Alcuni farmaci a bersaglio molecolare sono già utilizzati nella terapia di alcuni sottotipi di cancro pancreatico: tra questi gli inibitori tirosin-chinasici come erlotinib. In presenza di mutazioni nei geni BRCA1 e BRCA2, l’inibitore di PARP olaparib potrebbe essere di aiuto come terapia di mantenimento per alcuni pazienti, ma al momento in Italia il farmaco non è ancora prescrivibile a carico del Servizio sanitario nazionale. Sono in corso inoltre sperimentazioni con farmaci immunoterapici (pembrolizumab), in grado di potenziare l’azione del sistema immunitario contro il tumore. Le terapie oggi disponibili in clinica spesso non sono risolutive, ma alcune hanno mostrato di allungare l’aspettativa di vita per diversi malati.
Sopravvivenza
Come spesso accade per molte altre patologie tumorali, la sopravvivenza dipende dallo stadio della malattia, spiegano dal San Raffaele.

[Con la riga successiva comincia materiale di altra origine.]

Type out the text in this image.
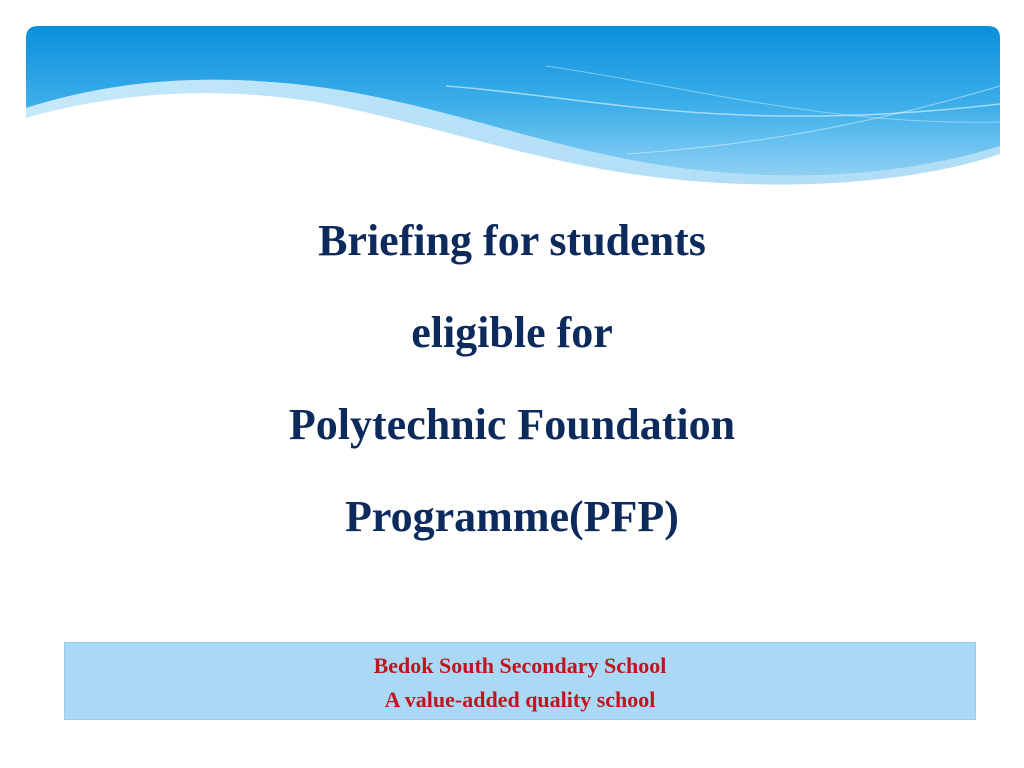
Briefing for students
eligible for
Polytechnic Foundation
Programme(PFP)
Bedok South Secondary School
A value-added quality school
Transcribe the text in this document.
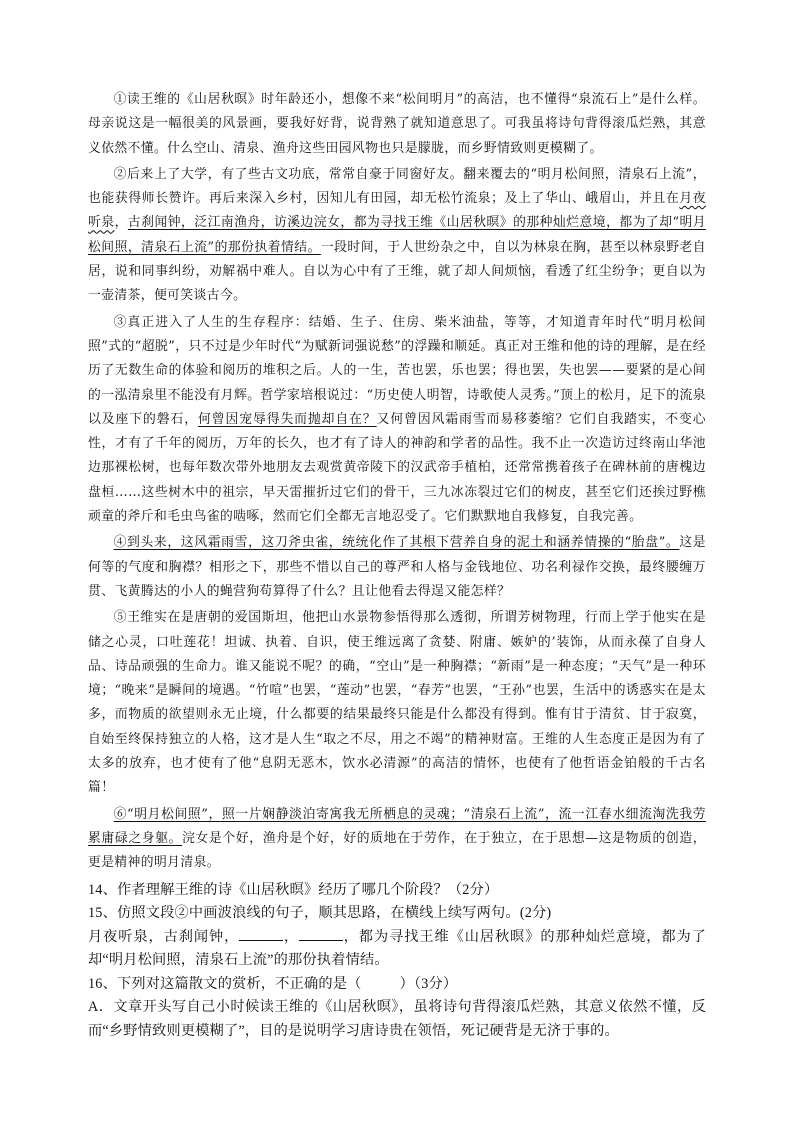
①读王维的《山居秋暝》时年龄还小，想像不来“松间明月”的高洁，也不懂得“泉流石上”是什么样。母亲说这是一幅很美的风景画，要我好好背，说背熟了就知道意思了。可我虽将诗句背得滚瓜烂熟，其意义依然不懂。什么空山、清泉、渔舟这些田园风物也只是朦胧，而乡野情致则更模糊了。

②后来上了大学，有了些古文功底，常常自豪于同窗好友。翻来覆去的“明月松间照，清泉石上流”，也能获得师长赞许。再后来深入乡村，因知儿有田园，却无松竹流泉；及上了华山、峨眉山，并且在月夜听泉，古刹闻钟，泛江南渔舟，访溪边浣女，都为寻找王维《山居秋暝》的那种灿烂意境，都为了却“明月松间照，清泉石上流”的那份执着情结。一段时间，于人世纷杂之中，自以为林泉在胸，甚至以林泉野老自居，说和同事纠纷，劝解祸中难人。自以为心中有了王维，就了却人间烦恼，看透了红尘纷争；更自以为一壶清茶，便可笑谈古今。

③真正进入了人生的生存程序：结婚、生子、住房、柴米油盐，等等，才知道青年时代“明月松间照”式的“超脱”，只不过是少年时代“为赋新词强说愁”的浮躁和顺延。真正对王维和他的诗的理解，是在经历了无数生命的体验和阅历的堆积之后。人的一生，苦也罢，乐也罢；得也罢，失也罢——要紧的是心间的一泓清泉里不能没有月辉。哲学家培根说过：“历史使人明智，诗歌使人灵秀。”顶上的松月，足下的流泉以及座下的磐石，何曾因宠辱得失而抛却自在？又何曾因风霜雨雪而易移萎缩？它们自我踏实，不变心性，才有了千年的阅历，万年的长久，也才有了诗人的神韵和学者的品性。我不止一次造访过终南山华池边那裸松树，也每年数次带外地朋友去观赏黄帝陵下的汉武帝手植柏，还常常携着孩子在碑林前的唐槐边盘桓……这些树木中的祖宗，早天雷摧折过它们的骨干，三九冰冻裂过它们的树皮，甚至它们还挨过野樵顽童的斧斤和毛虫鸟雀的啮啄，然而它们全都无言地忍受了。它们默默地自我修复，自我完善。

④到头来，这风霜雨雪，这刀斧虫雀，统统化作了其根下营养自身的泥土和涵养情操的“胎盘”。这是何等的气度和胸襟？相形之下，那些不惜以自己的尊严和人格与金钱地位、功名利禄作交换，最终腰缠万贯、飞黄腾达的小人的蝇营狗苟算得了什么？且让他看去得逞又能怎样？

⑤王维实在是唐朝的爱国斯坦，他把山水景物参悟得那么透彻，所谓芳树物理，行而上学于他实在是储之心灵，口吐莲花！坦诚、执着、自识，使王维远离了贪婪、附庸、嫉妒的’装饰，从而永葆了自身人品、诗品顽强的生命力。谁又能说不呢？的确，“空山”是一种胸襟；“新雨”是一种态度；“天气”是一种环境；“晚来”是瞬间的境遇。“竹喧”也罢，“莲动”也罢，“春芳”也罢，“王孙”也罢，生活中的诱惑实在是太多，而物质的欲望则永无止境，什么都要的结果最终只能是什么都没有得到。惟有甘于清贫、甘于寂寞，自始至终保持独立的人格，这才是人生“取之不尽，用之不竭”的精神财富。王维的人生态度正是因为有了太多的放弃，也才使有了他“息阴无恶木，饮水必清源”的高洁的情怀，也使有了他哲语金铂般的千古名篇！

⑥“明月松间照”，照一片娴静淡泊寄寓我无所栖息的灵魂；“清泉石上流”，流一江春水细流淘洗我劳累庸碌之身躯。浣女是个好，渔舟是个好，好的质地在于劳作，在于独立，在于思想—这是物质的创造，更是精神的明月清泉。

14、作者理解王维的诗《山居秋暝》经历了哪几个阶段？（2分）

15、仿照文段②中画波浪线的句子，顺其思路，在横线上续写两句。(2分)

月夜听泉，古刹闻钟，	，	，都为寻找王维《山居秋暝》的那种灿烂意境，都为了却“明月松间照，清泉石上流”的那份执着情结。

16、下列对这篇散文的赏析，不正确的是（	）（3分）

A．文章开头写自己小时候读王维的《山居秋暝》，虽将诗句背得滚瓜烂熟，其意义依然不懂，反而“乡野情致则更模糊了”，目的是说明学习唐诗贵在领悟，死记硬背是无济于事的。
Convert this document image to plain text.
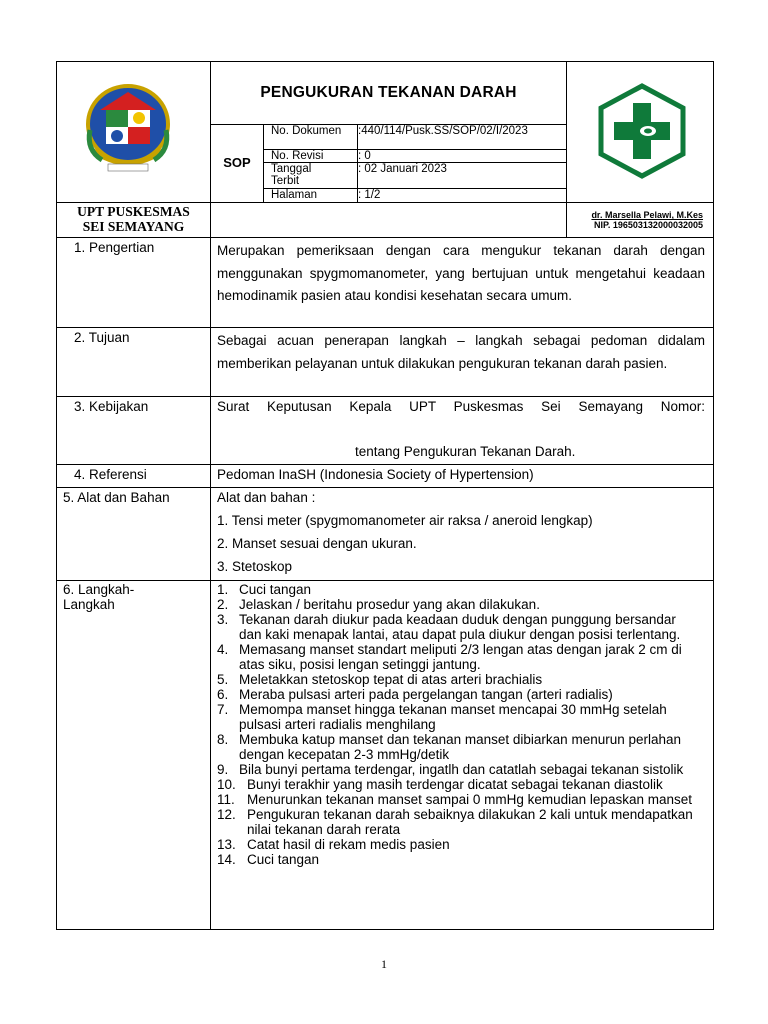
PENGUKURAN TEKANAN DARAH
SOP
No. Dokumen	:440/114/Pusk.SS/SOP/02/I/2023
No. Revisi	: 0
Tanggal Terbit
: 02 Januari 2023
Halaman	: 1/2
UPT PUSKESMAS
SEI SEMAYANG
dr. Marsella Pelawi, M.Kes
NIP. 196503132000032005
1. Pengertian	Merupakan pemeriksaan dengan cara mengukur tekanan darah dengan menggunakan spygmomanometer, yang bertujuan untuk mengetahui keadaan hemodinamik pasien atau kondisi kesehatan secara umum.
2. Tujuan	Sebagai acuan penerapan langkah – langkah sebagai pedoman didalam memberikan pelayanan untuk dilakukan pengukuran tekanan darah pasien.
3. Kebijakan	Surat Keputusan Kepala UPT Puskesmas Sei Semayang Nomor:
tentang Pengukuran Tekanan Darah.
4. Referensi	Pedoman InaSH (Indonesia Society of Hypertension)
5. Alat dan Bahan	Alat dan bahan :
1. Tensi meter (spygmomanometer air raksa / aneroid lengkap)
2. Manset sesuai dengan ukuran.
3. Stetoskop
6. Langkah-
Langkah
1. Cuci tangan
2. Jelaskan / beritahu prosedur yang akan dilakukan.
3. Tekanan darah diukur pada keadaan duduk dengan punggung bersandar dan kaki menapak lantai, atau dapat pula diukur dengan posisi terlentang.
4. Memasang manset standart meliputi 2/3 lengan atas dengan jarak 2 cm di atas siku, posisi lengan setinggi jantung.
5. Meletakkan stetoskop tepat di atas arteri brachialis
6. Meraba pulsasi arteri pada pergelangan tangan (arteri radialis)
7. Memompa manset hingga tekanan manset mencapai 30 mmHg setelah pulsasi arteri radialis menghilang
8. Membuka katup manset dan tekanan manset dibiarkan menurun perlahan dengan kecepatan 2-3 mmHg/detik
9. Bila bunyi pertama terdengar, ingatlh dan catatlah sebagai tekanan sistolik
10. Bunyi terakhir yang masih terdengar dicatat sebagai tekanan diastolik
11. Menurunkan tekanan manset sampai 0 mmHg kemudian lepaskan manset
12. Pengukuran tekanan darah sebaiknya dilakukan 2 kali untuk mendapatkan nilai tekanan darah rerata
13. Catat hasil di rekam medis pasien
14. Cuci tangan
1
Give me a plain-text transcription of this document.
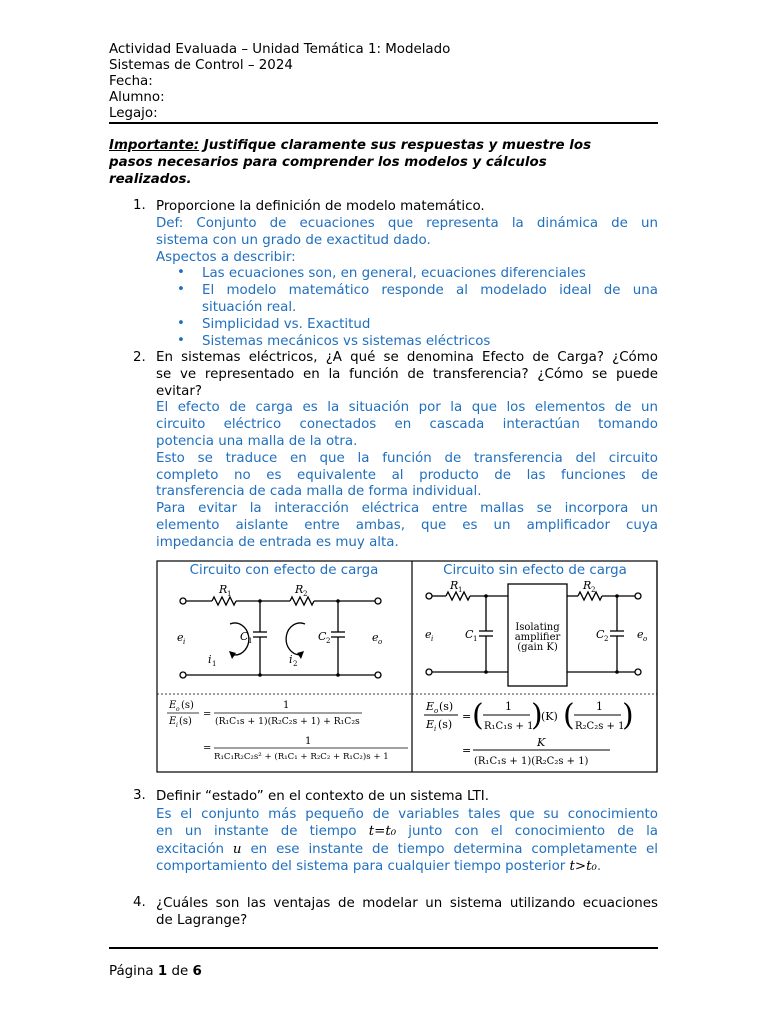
Actividad Evaluada – Unidad Temática 1: Modelado
Sistemas de Control – 2024
Fecha:
Alumno:
Legajo:
Importante: Justifique claramente sus respuestas y muestre los
pasos necesarios para comprender los modelos y cálculos
realizados.
1. Proporcione la definición de modelo matemático.
Def: Conjunto de ecuaciones que representa la dinámica de un
sistema con un grado de exactitud dado.
Aspectos a describir:
•
•
•
•
Las ecuaciones son, en general, ecuaciones diferenciales
El modelo matemático responde al modelado ideal de una
situación real.
Simplicidad vs. Exactitud
Sistemas mecánicos vs sistemas eléctricos
2. En sistemas eléctricos, ¿A qué se denomina Efecto de Carga? ¿Cómo
se ve representado en la función de transferencia? ¿Cómo se puede
evitar?
El efecto de carga es la situación por la que los elementos de un
circuito eléctrico conectados en cascada interactúan tomando
potencia una malla de la otra.
Esto se traduce en que la función de transferencia del circuito
completo no es equivalente al producto de las funciones de
transferencia de cada malla de forma individual.
Para evitar la interacción eléctrica entre mallas se incorpora un
elemento aislante entre ambas, que es un amplificador cuya
impedancia de entrada es muy alta.
Circuito con efecto de carga	Circuito sin efecto de carga
R 1	R 2
C 1	C 2
e i	e o
i 1	i 2
E o (s)
E i (s)
=
1
(R₁C₁s + 1)(R₂C₂s + 1) + R₁C₂s
=
1
R₁C₁R₂C₂s² + (R₁C₁ + R₂C₂ + R₁C₂)s + 1
Isolating
amplifier
(gain K)
R 1	R 2
C 1	C 2
e i	e o
E o (s)
E i (s)
= ( 1
R₁C₁s + 1
)
(K) ( 1
R₂C₂s + 1
)
=
K
(R₁C₁s + 1)(R₂C₂s + 1)
3. Definir “estado” en el contexto de un sistema LTI.
Es el conjunto más pequeño de variables tales que su conocimiento
en un instante de tiempo t=t₀ junto con el conocimiento de la
excitación u en ese instante de tiempo determina completamente el
comportamiento del sistema para cualquier tiempo posterior t>t₀.
4. ¿Cuáles son las ventajas de modelar un sistema utilizando ecuaciones
de Lagrange?
Página 1 de 6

Un approccio strategico di un team, il miglioramento delle conoscenze oncologiche e quindi la disponibilità di farmaci più efficaci, o per lo meno di associazioni di farmaci più efficaci, ha cambiato notevolmente la prognosi di questa malattia in termini di aspettativa di vita nei vari stadi.
“Un malato metastatico che prima viveva 4-6 mesi, oggi vive nel 50% dei casi almeno 1 anno; un malato con una patologia localmente avanzata che prima viveva 10 mesi, oggi ne vive almeno 20; un paziente che viene sottoposto a intervento chirurgico e che prima viveva 16 mesi, oggi ne vive almeno 32. Purtroppo, però, l’unica cosa che non siamo riusciti ancora a cambiare è la percentuale di guarigione”, spiega il professor Massimo Falconi
I miglioramenti, anche se a piccoli passi, avvengono tutti i giorni. Per la prima volta, l’aspettativa di vita nella popolazione generale affetta da adenocarcinoma, mettendo insieme tutti gli stadi di malattia, è arrivata, nei paesi occidentali, al 12% di sopravvivenza a 5 anni, dato ancora molto deludente, ma significativo se pensiamo che fino a 10 anni fa era il 6-7%. In termini percentuali, è stato un miglioramento stravolgente, anche se purtroppo per aumentare le percentuali di pazienti guariti la strada è ancora molto lunga.
Un altro aspetto importante è che questa malattia sarà probabilmente destinata a essere, entro il 2030, la seconda causa di morte per neoplasia nel mondo occidentale. Quindi con una popolazione che invecchia, con un fattore di rischio molto influente, è probabile che assisteremo anche ad un aumento dei soggetti affetti da questa malattia”, conclude il professore.